La Commission canadienne des droits a publié aujourd’hui le Rapport concernant l’article 13 de la Loi canadienne sur les droits de la personne et la réglementation de la propagande haineuse sur Internet. Le rapport a été rédigé par Richard Moon, éminent spécialiste en droit constitutionnel. Moon recommande d’abroger l’art. 13 de sorte que la Commission et le Tribunal canadien des droits n’aient plus à traiter de propagande haineuse. Celle-ci doit continuer d’être interdite en vertu du Code criminel, mais cette interdiction doit se limiter aux formes d’expression qui préconisent ou justifient la violence, ou qui contiennent des menaces de violence.
Le professeur Moon avait été retenu par Jennifer Lynch, présidente de la Commission canadienne des droits de la personne, pour examiner l’article 13 de la Loi, vu les nombreuses critiques voulant qu’il serve à limiter indûment la liberté d’expression. À notre grande surprise, la première recommandation du professeur Moon est d’abroger l’article 13. Mme Lynch ne s’attendait sûrement pas à cela!
Il s’agit d’une victoire dans la guerre contre les pouvoirs de censure des commissions des droits. On peut remercier Maclean’s, Mark Steyn et Ezra Levant pour ce qu’Ezra appelle la campagne pour la «dénormalisation» du racket orwellien des commissions des droits de la personne au pays.
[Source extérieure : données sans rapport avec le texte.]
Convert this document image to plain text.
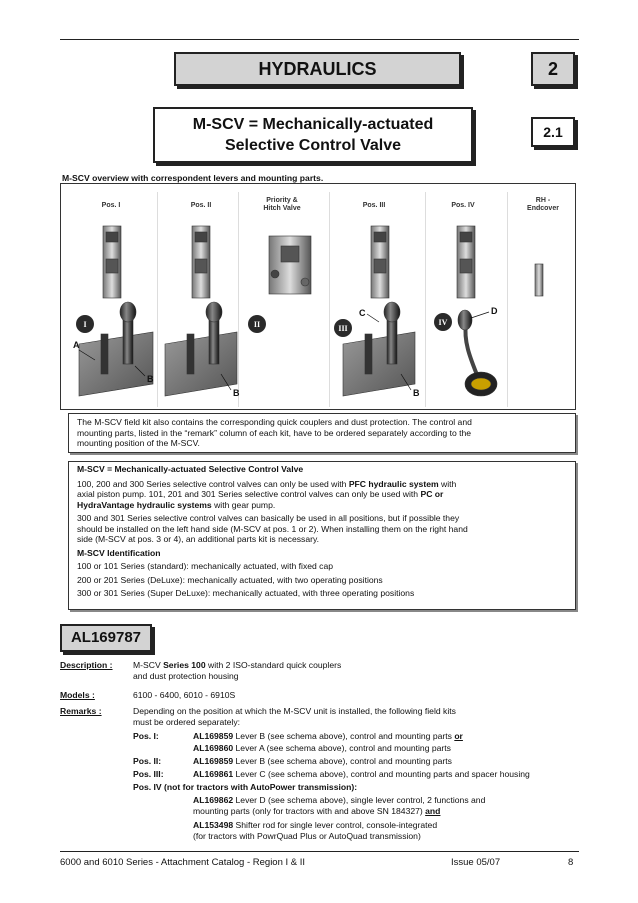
HYDRAULICS	2
M-SCV = Mechanically-actuated
Selective Control Valve
2.1
M-SCV overview with correspondent levers and mounting parts.
Pos. I	Pos. II
Priority &
Hitch Valve	Pos. III	Pos. IV
RH -
Endcover
I	II	III
IV
A
B
B
C
B
D
The M-SCV field kit also contains the corresponding quick couplers and dust protection. The control and
mounting parts, listed in the “remark” column of each kit, have to be ordered separately according to the
mounting position of the M-SCV.

M-SCV = Mechanically-actuated Selective Control Valve

100, 200 and 300 Series selective control valves can only be used with PFC hydraulic system with
axial piston pump. 101, 201 and 301 Series selective control valves can only be used with PC or
HydraVantage hydraulic systems with gear pump.

300 and 301 Series selective control valves can basically be used in all positions, but if possible they
should be installed on the left hand side (M-SCV at pos. 1 or 2). When installing them on the right hand
side (M-SCV at pos. 3 or 4), an additional parts kit is necessary.

M-SCV Identification

100 or 101 Series (standard): mechanically actuated, with fixed cap

200 or 201 Series (DeLuxe): mechanically actuated, with two operating positions

300 or 301 Series (Super DeLuxe): mechanically actuated, with three operating positions

AL169787
Description : M-SCV Series 100 with 2 ISO-standard quick couplers
and dust protection housing
Models :	6100 - 6400, 6010 - 6910S
Remarks :	Depending on the position at which the M-SCV unit is installed, the following field kits
must be ordered separately:
Pos. I:	AL169859 Lever B (see schema above), control and mounting parts or
AL169860 Lever A (see schema above), control and mounting parts
Pos. II:	AL169859 Lever B (see schema above), control and mounting parts
Pos. III:	AL169861 Lever C (see schema above), control and mounting parts and spacer housing
Pos. IV (not for tractors with AutoPower transmission):
AL169862 Lever D (see schema above), single lever control, 2 functions and
mounting parts (only for tractors with and above SN 184327) and
AL153498 Shifter rod for single lever control, console-integrated
(for tractors with PowrQuad Plus or AutoQuad transmission)
6000 and 6010 Series - Attachment Catalog - Region I & II	Issue 05/07	8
On doit constater avec tristesse que, sauf quelques exceptions, les grands médias sont restés hors du débat et n’ont pas défendu avec vigueur la liberté dans leur propre industrie.
Une recommandation subsidiaire vise à limiter la portée de l’article 13, au cas où il ne serait pas abrogé, pour faire en sorte qu’il ne soit utilisé que dans les cas de formes d’expression qui préconisent ou justifient la violence. Ici, on ne voit pas ce qui justifierait que la Commission des droits ait une autorité concurrente à celle du Ministère public, sauf à vouloir préserver la bureaucratie en place.
La première recommandation du rapport Moon est une victoire. Mais la guerre n’est pas gagnée. D’autres recommandations vont dans le sens de la censure, mais par d’autres moyens. Par exemple, Moon recommande que des conseils s’assurent que les grands médias privés demeurent politiquement corrects. Moon veut des médias drabes, insignifiants, au service du Bien, tel que défini par des comités. Ces types de conseils ou comités auraient sûrement blâmé Ezra Levant pour la publication des caricatures de Mahomet dans son ancien magazine Western Standard. L’avenir s’annonce plus radieux pour les blogues.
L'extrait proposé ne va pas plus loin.